RETRAZOS.- Lleva atravesada la duda en el costado, camina desangrándose de palabras y canciones. Se cubre como puede de la lluvia de perplejidades que le cae de la noche brutal. No muy alto, quizá 1.65. Su pensamiento enmarañado en la incertidumbre, en la inseguridad natural de habitarse a sí mismo. Sin embargo, sonríe con sus ojos escondidizos, desde donde mira un mundo nubloso en el cual la esperanza es mujer callada.

Infaliblemente trae en el bolsillo una guitarra y una madeja de partituras pobladas de un desgajamiento sonoro. Así camina sobre el mundo, mordiéndose las uñas, bebiendo hiel con cada acorde de su culta lira, transcribiendo la algazara de pájaros nocturnos, al amparo de las sombras antiguas de François Villon y Charles Baudelaire.

Héctor Díaz (ciudad de Oaxaca, 1973) es con seguridad uno de los tres mejores cantautores que viajan en este atiborrado tren de nuestra música contemporánea: agarrado de donde puede en esta travesía de zozobras, despeinado cantor de arrebatos existencialistas, resignado a andar siempre de la mano de la angustia y con el enigma merodeando su cabecera.

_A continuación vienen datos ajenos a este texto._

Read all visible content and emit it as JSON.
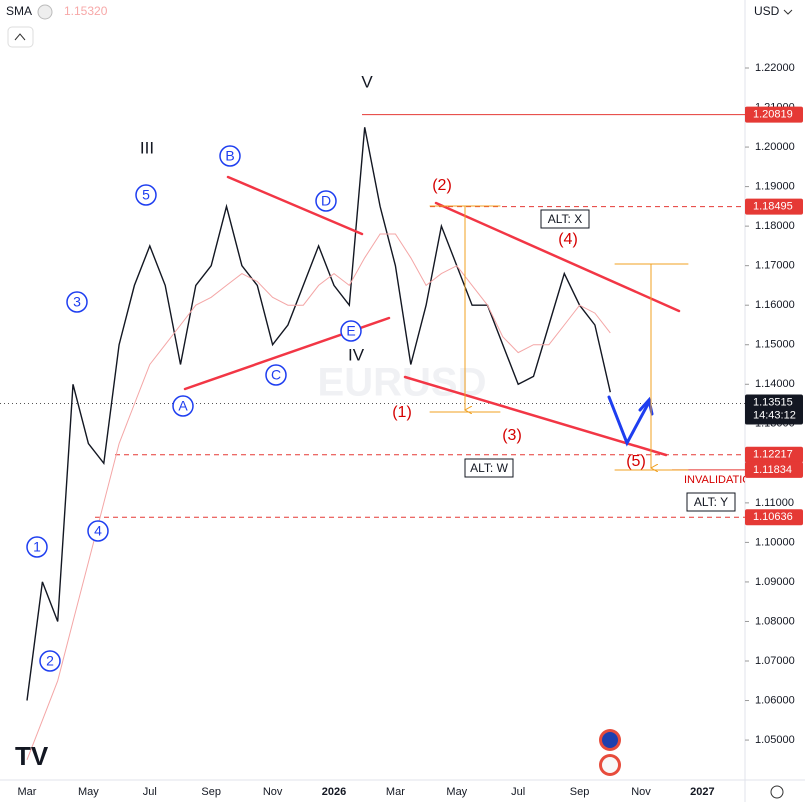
{
  "chart_data": {
    "type": "line",
    "indicator": "SMA",
    "indicator_value": "1.15320",
    "currency": "USD",
    "watermark": "EURUSD",
    "categories": [
      "Mar",
      null,
      null,
      null,
      "May",
      null,
      null,
      null,
      "Jul",
      null,
      null,
      null,
      "Sep",
      null,
      null,
      null,
      "Nov",
      null,
      null,
      null,
      "2026",
      null,
      null,
      null,
      "Mar",
      null,
      null,
      null,
      "May",
      null,
      null,
      null,
      "Jul",
      null,
      null,
      null,
      "Sep",
      null,
      null,
      null,
      "Nov",
      null,
      null,
      null,
      "2027"
    ],
    "series": [
      {
        "name": "EURUSD",
        "color": "#131722",
        "values": [
          1.06,
          1.09,
          1.08,
          1.14,
          1.125,
          1.12,
          1.15,
          1.165,
          1.175,
          1.165,
          1.145,
          1.165,
          1.17,
          1.185,
          1.17,
          1.165,
          1.15,
          1.155,
          1.165,
          1.175,
          1.165,
          1.16,
          1.205,
          1.185,
          1.17,
          1.145,
          1.16,
          1.18,
          1.17,
          1.16,
          1.16,
          1.15,
          1.14,
          1.142,
          1.155,
          1.168,
          1.16,
          1.155,
          1.138,
          null,
          null,
          null,
          null,
          null,
          null
        ]
      },
      {
        "name": "SMA",
        "color": "#f4a6a6",
        "values": [
          1.045,
          1.055,
          1.065,
          1.08,
          1.095,
          1.11,
          1.125,
          1.135,
          1.145,
          1.15,
          1.155,
          1.16,
          1.162,
          1.165,
          1.168,
          1.166,
          1.162,
          1.16,
          1.16,
          1.165,
          1.168,
          1.165,
          1.172,
          1.178,
          1.178,
          1.172,
          1.165,
          1.168,
          1.17,
          1.165,
          1.16,
          1.152,
          1.148,
          1.15,
          1.15,
          1.155,
          1.16,
          1.158,
          1.153,
          null,
          null,
          null,
          null,
          null,
          null
        ]
      }
    ],
    "ylim": [
      1.0399,
      1.2372
    ],
    "yticks": [
      {
        "value": 1.05,
        "label": "1.05000"
      },
      {
        "value": 1.06,
        "label": "1.06000"
      },
      {
        "value": 1.07,
        "label": "1.07000"
      },
      {
        "value": 1.08,
        "label": "1.08000"
      },
      {
        "value": 1.09,
        "label": "1.09000"
      },
      {
        "value": 1.1,
        "label": "1.10000"
      },
      {
        "value": 1.11,
        "label": "1.11000"
      },
      {
        "value": 1.12,
        "label": "1.12000"
      },
      {
        "value": 1.13,
        "label": "1.13000"
      },
      {
        "value": 1.14,
        "label": "1.14000"
      },
      {
        "value": 1.15,
        "label": "1.15000"
      },
      {
        "value": 1.16,
        "label": "1.16000"
      },
      {
        "value": 1.17,
        "label": "1.17000"
      },
      {
        "value": 1.18,
        "label": "1.18000"
      },
      {
        "value": 1.19,
        "label": "1.19000"
      },
      {
        "value": 1.2,
        "label": "1.20000"
      },
      {
        "value": 1.21,
        "label": "1.21000"
      },
      {
        "value": 1.22,
        "label": "1.22000"
      }
    ],
    "levels": {
      "values": [
        1.20819,
        1.18495,
        1.12217,
        1.11834,
        1.10636
      ]
    },
    "last_price": 1.13515,
    "countdown": "14:43:12",
    "circled_labels": [
      "1",
      "2",
      "3",
      "4",
      "5",
      "A",
      "B",
      "C",
      "D",
      "E"
    ],
    "roman_labels": [
      "V",
      "III",
      "IV"
    ],
    "red_labels": [
      "(1)",
      "(2)",
      "(3)",
      "(4)",
      "(5)"
    ],
    "boxed_labels": [
      "ALT: X",
      "ALT: W",
      "ALT: Y"
    ],
    "invalidation": "INVALIDATION"
  }
}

Autor de media docena de discos donde ha sometido la canción al rigor polifónico, donde ha rebanado los mejores tajos de palabras para que habiten su música cargada de presagios, locura y tribulación ante la mujer ausente y la encrucijada que no se sabe.

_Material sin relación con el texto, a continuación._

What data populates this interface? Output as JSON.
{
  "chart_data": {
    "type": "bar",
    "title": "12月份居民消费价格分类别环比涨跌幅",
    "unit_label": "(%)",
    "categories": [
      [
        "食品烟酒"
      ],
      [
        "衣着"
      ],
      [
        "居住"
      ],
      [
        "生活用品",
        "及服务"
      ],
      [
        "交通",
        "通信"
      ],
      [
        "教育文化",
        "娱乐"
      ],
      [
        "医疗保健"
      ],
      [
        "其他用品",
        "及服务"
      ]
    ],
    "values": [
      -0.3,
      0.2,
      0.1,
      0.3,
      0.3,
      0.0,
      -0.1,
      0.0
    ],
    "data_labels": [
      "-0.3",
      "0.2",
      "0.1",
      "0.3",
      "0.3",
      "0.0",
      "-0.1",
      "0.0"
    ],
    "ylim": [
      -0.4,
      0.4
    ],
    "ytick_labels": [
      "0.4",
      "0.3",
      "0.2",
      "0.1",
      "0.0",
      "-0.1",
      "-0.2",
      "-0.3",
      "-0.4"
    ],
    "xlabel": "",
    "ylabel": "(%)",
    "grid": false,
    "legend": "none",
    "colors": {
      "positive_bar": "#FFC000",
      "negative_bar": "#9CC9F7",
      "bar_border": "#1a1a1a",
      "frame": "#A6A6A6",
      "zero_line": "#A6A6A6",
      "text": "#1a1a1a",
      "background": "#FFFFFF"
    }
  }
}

Héctor es un poeta de zapatos llorosos, andador de barrancas pedregosas de soledad, guitarrero de excelencia al que he visto dejar perpleja a la noche mientras amasa brillantes intervalos de armonía moderna. Lo siento un hombre crucificado entre dos continentes, usando el verso de Lowry. Cantautor que se debate en claroscuros, en identidades hechas de ansiedad y plenamar amorosa. Sus canciones son de alta fidelidad junto a la hoguera crepitante de semántica terrenal.

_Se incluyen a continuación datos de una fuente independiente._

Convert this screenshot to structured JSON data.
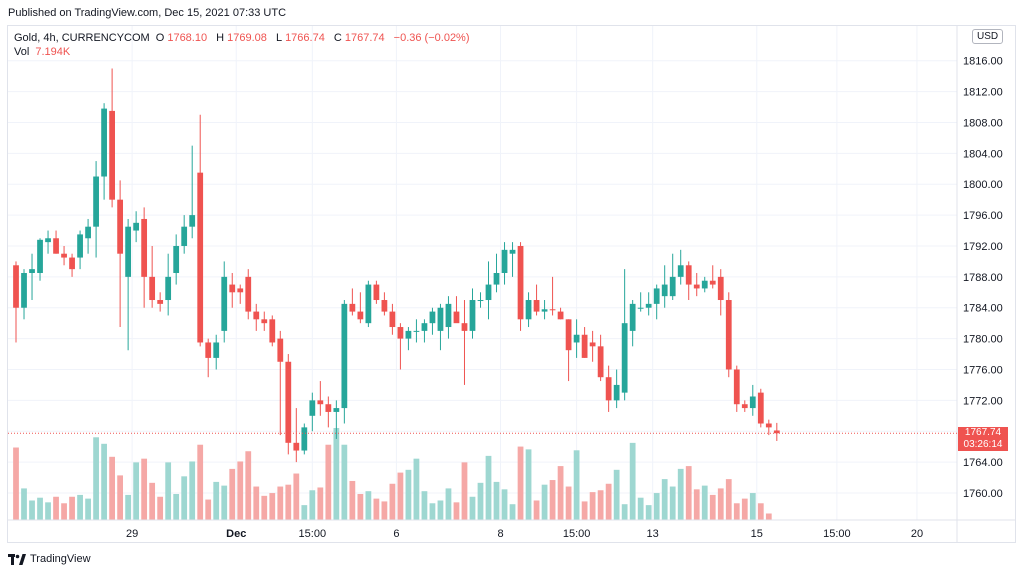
{
  "header": {
    "published": "Published on TradingView.com, Dec 15, 2021 07:33 UTC"
  },
  "legend": {
    "symbol": "Gold, 4h, CURRENCYCOM",
    "o_label": "O",
    "o_value": "1768.10",
    "h_label": "H",
    "h_value": "1769.08",
    "l_label": "L",
    "l_value": "1766.74",
    "c_label": "C",
    "c_value": "1767.74",
    "change": "−0.36 (−0.02%)",
    "vol_label": "Vol",
    "vol_value": "7.194K"
  },
  "currency_button": "USD",
  "last_price": {
    "value": "1767.74",
    "countdown": "03:26:14"
  },
  "brand": {
    "name": "TradingView"
  },
  "colors": {
    "up": "#26a69a",
    "down": "#ef5350",
    "up_vol": "#9ed7d1",
    "down_vol": "#f5a8a6",
    "grid": "#f0f3fa",
    "text": "#131722"
  },
  "chart_data": {
    "type": "candlestick",
    "yaxis": {
      "ticks": [
        1760,
        1764,
        1768,
        1772,
        1776,
        1780,
        1784,
        1788,
        1792,
        1796,
        1800,
        1804,
        1808,
        1812,
        1816
      ],
      "ylim": [
        1756.5,
        1820.5
      ]
    },
    "xaxis": {
      "labels": [
        "29",
        "Dec",
        "15:00",
        "6",
        "8",
        "15:00",
        "13",
        "15",
        "15:00",
        "20"
      ],
      "label_index": [
        14.5,
        27.5,
        37,
        47.5,
        60.5,
        70,
        79.5,
        92.5,
        102.5,
        112.5
      ],
      "range": [
        -1,
        117.5
      ]
    },
    "candles": [
      {
        "o": 1789.5,
        "h": 1790.0,
        "l": 1779.5,
        "c": 1784.0
      },
      {
        "o": 1784.0,
        "h": 1789.0,
        "l": 1782.5,
        "c": 1788.5
      },
      {
        "o": 1788.5,
        "h": 1791.0,
        "l": 1785.0,
        "c": 1789.0
      },
      {
        "o": 1788.5,
        "h": 1793.0,
        "l": 1787.5,
        "c": 1792.8
      },
      {
        "o": 1792.5,
        "h": 1794.0,
        "l": 1791.0,
        "c": 1793.0
      },
      {
        "o": 1793.0,
        "h": 1794.0,
        "l": 1791.0,
        "c": 1791.0
      },
      {
        "o": 1791.0,
        "h": 1792.0,
        "l": 1789.5,
        "c": 1790.5
      },
      {
        "o": 1790.5,
        "h": 1791.0,
        "l": 1788.0,
        "c": 1789.0
      },
      {
        "o": 1790.5,
        "h": 1794.0,
        "l": 1789.0,
        "c": 1793.5
      },
      {
        "o": 1793.0,
        "h": 1795.5,
        "l": 1791.0,
        "c": 1794.5
      },
      {
        "o": 1794.5,
        "h": 1803.0,
        "l": 1790.5,
        "c": 1801.0
      },
      {
        "o": 1801.0,
        "h": 1810.5,
        "l": 1798.0,
        "c": 1809.8
      },
      {
        "o": 1809.5,
        "h": 1815.0,
        "l": 1797.0,
        "c": 1798.0
      },
      {
        "o": 1798.0,
        "h": 1800.5,
        "l": 1781.5,
        "c": 1791.0
      },
      {
        "o": 1788.0,
        "h": 1795.5,
        "l": 1778.5,
        "c": 1794.5
      },
      {
        "o": 1794.0,
        "h": 1796.5,
        "l": 1792.5,
        "c": 1795.0
      },
      {
        "o": 1795.5,
        "h": 1797.0,
        "l": 1784.0,
        "c": 1788.0
      },
      {
        "o": 1788.0,
        "h": 1792.0,
        "l": 1784.0,
        "c": 1785.0
      },
      {
        "o": 1785.0,
        "h": 1786.0,
        "l": 1783.5,
        "c": 1784.5
      },
      {
        "o": 1785.0,
        "h": 1791.0,
        "l": 1783.0,
        "c": 1788.0
      },
      {
        "o": 1788.5,
        "h": 1793.5,
        "l": 1787.0,
        "c": 1792.0
      },
      {
        "o": 1792.0,
        "h": 1796.0,
        "l": 1791.0,
        "c": 1794.5
      },
      {
        "o": 1794.5,
        "h": 1805.0,
        "l": 1793.0,
        "c": 1796.0
      },
      {
        "o": 1801.5,
        "h": 1809.0,
        "l": 1779.0,
        "c": 1779.5
      },
      {
        "o": 1779.5,
        "h": 1780.0,
        "l": 1775.0,
        "c": 1777.5
      },
      {
        "o": 1777.5,
        "h": 1780.5,
        "l": 1776.0,
        "c": 1779.5
      },
      {
        "o": 1781.0,
        "h": 1790.0,
        "l": 1779.5,
        "c": 1788.0
      },
      {
        "o": 1787.0,
        "h": 1788.5,
        "l": 1784.0,
        "c": 1786.0
      },
      {
        "o": 1786.5,
        "h": 1787.0,
        "l": 1784.5,
        "c": 1786.0
      },
      {
        "o": 1788.0,
        "h": 1789.0,
        "l": 1782.5,
        "c": 1783.5
      },
      {
        "o": 1783.5,
        "h": 1784.5,
        "l": 1781.0,
        "c": 1782.5
      },
      {
        "o": 1782.5,
        "h": 1783.5,
        "l": 1781.0,
        "c": 1782.0
      },
      {
        "o": 1782.5,
        "h": 1783.0,
        "l": 1779.0,
        "c": 1779.5
      },
      {
        "o": 1780.0,
        "h": 1781.0,
        "l": 1767.5,
        "c": 1777.0
      },
      {
        "o": 1777.0,
        "h": 1778.0,
        "l": 1765.0,
        "c": 1766.5
      },
      {
        "o": 1766.5,
        "h": 1771.0,
        "l": 1764.0,
        "c": 1765.5
      },
      {
        "o": 1765.5,
        "h": 1769.0,
        "l": 1765.0,
        "c": 1768.5
      },
      {
        "o": 1770.0,
        "h": 1773.0,
        "l": 1768.0,
        "c": 1772.0
      },
      {
        "o": 1772.0,
        "h": 1774.5,
        "l": 1770.0,
        "c": 1771.5
      },
      {
        "o": 1771.5,
        "h": 1772.5,
        "l": 1768.5,
        "c": 1770.5
      },
      {
        "o": 1770.5,
        "h": 1772.0,
        "l": 1767.0,
        "c": 1771.0
      },
      {
        "o": 1771.0,
        "h": 1785.0,
        "l": 1769.0,
        "c": 1784.5
      },
      {
        "o": 1784.5,
        "h": 1786.5,
        "l": 1783.0,
        "c": 1783.5
      },
      {
        "o": 1783.5,
        "h": 1786.0,
        "l": 1782.0,
        "c": 1782.5
      },
      {
        "o": 1782.0,
        "h": 1787.5,
        "l": 1781.5,
        "c": 1787.0
      },
      {
        "o": 1787.0,
        "h": 1787.5,
        "l": 1784.5,
        "c": 1785.0
      },
      {
        "o": 1785.0,
        "h": 1786.0,
        "l": 1783.0,
        "c": 1783.5
      },
      {
        "o": 1783.5,
        "h": 1784.5,
        "l": 1780.5,
        "c": 1781.5
      },
      {
        "o": 1781.5,
        "h": 1782.0,
        "l": 1776.0,
        "c": 1780.0
      },
      {
        "o": 1780.0,
        "h": 1781.5,
        "l": 1778.5,
        "c": 1781.0
      },
      {
        "o": 1781.0,
        "h": 1782.5,
        "l": 1779.5,
        "c": 1781.0
      },
      {
        "o": 1781.0,
        "h": 1782.5,
        "l": 1779.5,
        "c": 1782.0
      },
      {
        "o": 1782.0,
        "h": 1784.0,
        "l": 1780.5,
        "c": 1783.5
      },
      {
        "o": 1781.0,
        "h": 1784.5,
        "l": 1778.5,
        "c": 1784.0
      },
      {
        "o": 1781.5,
        "h": 1785.5,
        "l": 1780.0,
        "c": 1784.5
      },
      {
        "o": 1783.5,
        "h": 1785.5,
        "l": 1782.5,
        "c": 1782.0
      },
      {
        "o": 1782.0,
        "h": 1785.0,
        "l": 1774.0,
        "c": 1781.0
      },
      {
        "o": 1781.0,
        "h": 1786.5,
        "l": 1780.0,
        "c": 1785.0
      },
      {
        "o": 1785.0,
        "h": 1786.0,
        "l": 1784.0,
        "c": 1785.0
      },
      {
        "o": 1785.0,
        "h": 1790.0,
        "l": 1782.5,
        "c": 1787.0
      },
      {
        "o": 1787.0,
        "h": 1791.0,
        "l": 1786.0,
        "c": 1788.5
      },
      {
        "o": 1788.5,
        "h": 1792.5,
        "l": 1787.0,
        "c": 1791.5
      },
      {
        "o": 1791.0,
        "h": 1792.5,
        "l": 1788.0,
        "c": 1791.5
      },
      {
        "o": 1792.0,
        "h": 1792.5,
        "l": 1781.0,
        "c": 1782.5
      },
      {
        "o": 1782.5,
        "h": 1786.0,
        "l": 1781.5,
        "c": 1785.0
      },
      {
        "o": 1785.0,
        "h": 1787.0,
        "l": 1783.0,
        "c": 1783.5
      },
      {
        "o": 1783.5,
        "h": 1785.0,
        "l": 1782.5,
        "c": 1783.8
      },
      {
        "o": 1783.8,
        "h": 1788.0,
        "l": 1783.0,
        "c": 1783.7
      },
      {
        "o": 1783.5,
        "h": 1784.0,
        "l": 1782.5,
        "c": 1782.5
      },
      {
        "o": 1782.5,
        "h": 1782.5,
        "l": 1774.5,
        "c": 1778.5
      },
      {
        "o": 1779.5,
        "h": 1782.5,
        "l": 1777.5,
        "c": 1780.5
      },
      {
        "o": 1780.5,
        "h": 1781.5,
        "l": 1777.5,
        "c": 1777.5
      },
      {
        "o": 1779.5,
        "h": 1781.0,
        "l": 1777.0,
        "c": 1779.0
      },
      {
        "o": 1779.0,
        "h": 1780.5,
        "l": 1774.5,
        "c": 1775.0
      },
      {
        "o": 1775.0,
        "h": 1776.5,
        "l": 1770.5,
        "c": 1772.0
      },
      {
        "o": 1772.0,
        "h": 1776.0,
        "l": 1771.0,
        "c": 1774.0
      },
      {
        "o": 1773.0,
        "h": 1789.0,
        "l": 1772.0,
        "c": 1782.0
      },
      {
        "o": 1781.0,
        "h": 1785.0,
        "l": 1779.0,
        "c": 1784.5
      },
      {
        "o": 1784.0,
        "h": 1786.0,
        "l": 1783.5,
        "c": 1784.0
      },
      {
        "o": 1784.0,
        "h": 1786.0,
        "l": 1783.0,
        "c": 1784.5
      },
      {
        "o": 1784.5,
        "h": 1787.0,
        "l": 1782.5,
        "c": 1786.5
      },
      {
        "o": 1785.5,
        "h": 1789.5,
        "l": 1784.0,
        "c": 1787.0
      },
      {
        "o": 1785.5,
        "h": 1791.0,
        "l": 1785.0,
        "c": 1788.0
      },
      {
        "o": 1788.0,
        "h": 1791.5,
        "l": 1787.0,
        "c": 1789.5
      },
      {
        "o": 1789.5,
        "h": 1790.0,
        "l": 1785.0,
        "c": 1787.0
      },
      {
        "o": 1787.0,
        "h": 1788.5,
        "l": 1785.5,
        "c": 1786.5
      },
      {
        "o": 1786.5,
        "h": 1788.0,
        "l": 1786.0,
        "c": 1787.5
      },
      {
        "o": 1787.5,
        "h": 1789.5,
        "l": 1786.5,
        "c": 1787.0
      },
      {
        "o": 1788.0,
        "h": 1789.0,
        "l": 1783.0,
        "c": 1785.0
      },
      {
        "o": 1785.0,
        "h": 1786.0,
        "l": 1775.0,
        "c": 1776.0
      },
      {
        "o": 1776.0,
        "h": 1776.5,
        "l": 1770.5,
        "c": 1771.5
      },
      {
        "o": 1771.5,
        "h": 1772.0,
        "l": 1770.5,
        "c": 1771.0
      },
      {
        "o": 1771.0,
        "h": 1774.0,
        "l": 1770.0,
        "c": 1772.5
      },
      {
        "o": 1773.0,
        "h": 1773.5,
        "l": 1768.5,
        "c": 1769.0
      },
      {
        "o": 1769.0,
        "h": 1769.5,
        "l": 1767.5,
        "c": 1768.5
      },
      {
        "o": 1768.1,
        "h": 1769.08,
        "l": 1766.74,
        "c": 1767.74
      }
    ],
    "volume": [
      7.8,
      3.4,
      2.1,
      2.4,
      1.9,
      2.5,
      1.8,
      2.5,
      2.7,
      2.3,
      8.9,
      8.2,
      6.8,
      4.8,
      2.7,
      6.2,
      6.6,
      4.0,
      2.5,
      6.2,
      2.8,
      4.7,
      6.3,
      8.1,
      2.2,
      4.1,
      3.7,
      5.5,
      6.3,
      7.4,
      3.6,
      2.6,
      2.9,
      3.6,
      3.8,
      5.0,
      1.6,
      3.2,
      3.5,
      8.1,
      9.9,
      8.1,
      4.2,
      2.8,
      3.1,
      2.3,
      2.0,
      3.9,
      5.1,
      5.4,
      6.6,
      3.1,
      1.8,
      2.1,
      3.4,
      1.9,
      6.2,
      2.5,
      4.0,
      6.9,
      4.1,
      3.3,
      1.7,
      7.9,
      7.6,
      2.1,
      3.8,
      4.3,
      5.8,
      3.6,
      7.5,
      2.0,
      3.0,
      3.2,
      3.9,
      5.4,
      1.7,
      8.3,
      2.4,
      1.6,
      2.9,
      4.4,
      3.6,
      5.5,
      5.8,
      3.3,
      3.7,
      2.7,
      3.4,
      4.4,
      1.8,
      2.3,
      2.9,
      1.8,
      0.7
    ]
  }
}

Hace poco lo volvimos a escuchar. Dos, tres amigos alrededor. Su voz y su guitarra tienen sortilegio para convertirnos en estatuas de sal mientras la noche encalla, mientras él se desgarra afinando sus preguntas sin respuesta. Acordes maestros, metáforas alumbrosas que luego lo arrastran a una playa náufraga donde queda aturdido de existencia.

Da una fumada suicida, un trago a su copa de mezcal. Lo veo caer en un remolino de ofuscación. ¿Crees en Dios?, me dice. ¿Y tú?, pregunto en vez de responder. Sólo el silencio y una como luz triste en sus ojos.